Mesatywa: It meant breaking boundaries in the industry of art as a professional and recent graduate. As well as not conforming to expectations but realising the true potential of what I could achieve as an artist and a black young woman.
Photography by Wandie Mesatywa.
Abrahams: Inline skating was always my first love/passion (and I’ve been inline skating for more than 20 years). I got introduced to photography through inline skating and I generally only use to engage with it in that space.

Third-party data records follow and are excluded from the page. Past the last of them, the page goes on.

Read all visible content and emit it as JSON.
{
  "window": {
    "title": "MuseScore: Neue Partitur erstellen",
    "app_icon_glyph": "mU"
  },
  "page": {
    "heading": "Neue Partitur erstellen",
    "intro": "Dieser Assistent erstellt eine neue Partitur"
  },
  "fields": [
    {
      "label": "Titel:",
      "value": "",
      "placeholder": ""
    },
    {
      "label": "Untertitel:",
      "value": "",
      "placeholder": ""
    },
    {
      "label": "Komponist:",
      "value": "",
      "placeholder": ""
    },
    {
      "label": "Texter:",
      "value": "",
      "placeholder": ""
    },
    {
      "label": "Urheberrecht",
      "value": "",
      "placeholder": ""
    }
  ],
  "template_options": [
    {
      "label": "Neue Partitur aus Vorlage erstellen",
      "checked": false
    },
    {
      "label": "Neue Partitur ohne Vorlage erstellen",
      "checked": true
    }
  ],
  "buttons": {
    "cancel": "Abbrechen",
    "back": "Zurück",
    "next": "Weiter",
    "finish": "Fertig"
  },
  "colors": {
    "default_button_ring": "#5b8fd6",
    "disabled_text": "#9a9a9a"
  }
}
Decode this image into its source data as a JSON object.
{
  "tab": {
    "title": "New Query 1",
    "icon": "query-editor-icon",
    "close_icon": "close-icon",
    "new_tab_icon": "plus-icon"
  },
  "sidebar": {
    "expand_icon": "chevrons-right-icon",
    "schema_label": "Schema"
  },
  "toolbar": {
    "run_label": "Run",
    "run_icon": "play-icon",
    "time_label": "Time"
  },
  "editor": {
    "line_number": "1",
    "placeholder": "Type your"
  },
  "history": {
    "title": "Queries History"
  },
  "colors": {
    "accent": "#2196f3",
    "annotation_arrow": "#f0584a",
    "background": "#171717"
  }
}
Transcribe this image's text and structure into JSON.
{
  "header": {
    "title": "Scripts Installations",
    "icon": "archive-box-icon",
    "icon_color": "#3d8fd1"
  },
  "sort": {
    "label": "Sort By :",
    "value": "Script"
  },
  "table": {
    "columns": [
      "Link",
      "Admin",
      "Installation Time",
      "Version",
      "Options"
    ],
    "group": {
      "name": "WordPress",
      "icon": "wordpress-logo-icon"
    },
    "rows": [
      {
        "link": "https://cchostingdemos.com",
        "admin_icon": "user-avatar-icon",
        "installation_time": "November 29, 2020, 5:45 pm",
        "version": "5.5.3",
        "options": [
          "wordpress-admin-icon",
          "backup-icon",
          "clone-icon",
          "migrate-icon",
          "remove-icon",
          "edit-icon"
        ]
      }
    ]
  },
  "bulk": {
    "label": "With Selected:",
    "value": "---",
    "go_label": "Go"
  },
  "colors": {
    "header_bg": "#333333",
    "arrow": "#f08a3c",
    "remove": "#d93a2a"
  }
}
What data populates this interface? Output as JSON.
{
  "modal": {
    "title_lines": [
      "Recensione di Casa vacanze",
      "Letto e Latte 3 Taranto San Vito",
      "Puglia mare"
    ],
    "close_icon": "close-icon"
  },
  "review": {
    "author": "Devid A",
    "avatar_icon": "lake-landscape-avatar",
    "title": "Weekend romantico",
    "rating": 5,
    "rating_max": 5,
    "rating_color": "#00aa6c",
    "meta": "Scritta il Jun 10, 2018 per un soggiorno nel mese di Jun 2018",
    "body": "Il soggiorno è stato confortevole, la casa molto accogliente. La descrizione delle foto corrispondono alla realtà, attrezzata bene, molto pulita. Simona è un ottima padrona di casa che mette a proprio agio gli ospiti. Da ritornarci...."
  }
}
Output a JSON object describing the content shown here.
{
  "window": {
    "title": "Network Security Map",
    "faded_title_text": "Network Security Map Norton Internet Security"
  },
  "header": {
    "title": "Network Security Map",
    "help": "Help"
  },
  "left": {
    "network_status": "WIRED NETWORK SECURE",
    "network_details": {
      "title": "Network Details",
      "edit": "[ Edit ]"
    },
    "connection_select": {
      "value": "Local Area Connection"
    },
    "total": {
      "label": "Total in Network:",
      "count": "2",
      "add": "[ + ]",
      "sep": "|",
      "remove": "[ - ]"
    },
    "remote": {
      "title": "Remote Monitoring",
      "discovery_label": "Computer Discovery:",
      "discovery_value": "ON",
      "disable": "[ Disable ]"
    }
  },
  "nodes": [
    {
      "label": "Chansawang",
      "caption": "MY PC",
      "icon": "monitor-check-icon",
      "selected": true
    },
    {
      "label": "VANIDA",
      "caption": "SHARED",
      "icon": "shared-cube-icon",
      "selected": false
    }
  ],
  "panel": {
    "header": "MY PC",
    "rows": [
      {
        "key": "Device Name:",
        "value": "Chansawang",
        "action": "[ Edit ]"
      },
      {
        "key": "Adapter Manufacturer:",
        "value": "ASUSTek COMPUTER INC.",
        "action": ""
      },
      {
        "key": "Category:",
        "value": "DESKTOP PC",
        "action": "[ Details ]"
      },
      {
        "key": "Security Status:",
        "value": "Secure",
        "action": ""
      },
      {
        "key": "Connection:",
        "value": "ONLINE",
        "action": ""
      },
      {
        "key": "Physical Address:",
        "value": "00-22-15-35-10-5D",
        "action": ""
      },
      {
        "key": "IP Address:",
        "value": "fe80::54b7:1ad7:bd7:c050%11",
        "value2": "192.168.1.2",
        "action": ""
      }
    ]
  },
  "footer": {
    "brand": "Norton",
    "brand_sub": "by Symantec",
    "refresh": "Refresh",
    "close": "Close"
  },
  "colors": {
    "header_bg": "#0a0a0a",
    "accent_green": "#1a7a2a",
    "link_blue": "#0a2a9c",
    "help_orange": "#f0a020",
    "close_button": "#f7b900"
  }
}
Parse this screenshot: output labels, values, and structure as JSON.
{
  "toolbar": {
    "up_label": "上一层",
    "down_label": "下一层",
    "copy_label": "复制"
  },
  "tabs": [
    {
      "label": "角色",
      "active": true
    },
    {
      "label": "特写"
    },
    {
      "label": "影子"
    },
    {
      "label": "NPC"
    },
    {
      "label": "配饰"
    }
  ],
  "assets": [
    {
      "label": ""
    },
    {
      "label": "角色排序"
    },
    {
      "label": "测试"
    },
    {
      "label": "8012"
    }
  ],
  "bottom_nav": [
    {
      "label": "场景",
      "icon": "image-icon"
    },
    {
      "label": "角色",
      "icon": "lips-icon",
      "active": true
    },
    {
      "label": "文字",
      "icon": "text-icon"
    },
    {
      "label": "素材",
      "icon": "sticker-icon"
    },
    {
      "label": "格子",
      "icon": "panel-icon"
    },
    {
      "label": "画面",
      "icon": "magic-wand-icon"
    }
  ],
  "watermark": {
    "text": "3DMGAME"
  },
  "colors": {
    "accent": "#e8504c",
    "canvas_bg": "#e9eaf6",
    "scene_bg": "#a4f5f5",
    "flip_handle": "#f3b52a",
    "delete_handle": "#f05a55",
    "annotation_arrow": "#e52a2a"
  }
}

It is only within the last four years that I decided to venture out of the confines of the inline skating world and develop a new found love and passion for the story telling prowess that photography gives me access to.
What I love about this art form is that it allows me the freedom to share my worldview with others – I also love the diversity that photography offers – whether it be street, wildlife, fashion, conceptual photography – this art form has room for anyone and everyone.
Mesatywa: It is hard to say that it has always been a passion of mine, as it was a strange finding – when I realised it was something I loved, it was more of the freedom it gave me and satisfaction that I fell in love with. Only later I started appreciating and loving the artistic side of it.
Abrahams: I’ve recently relocated up to Johannesburg, so I plan to showcase the work in Jozi before the end of the year. I also have a part two of Coloured In that I have started working on and will hopefully be showcasing this body of work sometime next year. I’ve also started a new video series called TALK which showcases various individuals in the creative and other industries.
Mesatywa: I plan on producing more work around the same theme of identity. I am also involved in a group exhibition We Cannot Be Silent, which is currently showing at the Castle of Good Hope until 24 September. I am also part of a group show launching in September at Everard Read Gallery at the V&A Waterfront, as well as another group show in Hamburg, Germany also launching in September.
Abrahams: Believe in yourself and your abilities – start your own projects, even if you don’t have everything mapped out yet. You’ll be amazed at how a concept can lead you to other opportunities. Most importantly, tell your story – it’s those stories that have the ability to shift perspectives and help others to believe in themselves.
Mesatywa: Staying true to who you are is what adds depth and authenticity to one’s creativity. Therefore, I would say never lose touch with who you.
Abrahams and Mesatywa’s photography exhibits at Amplify Studios until the end of September.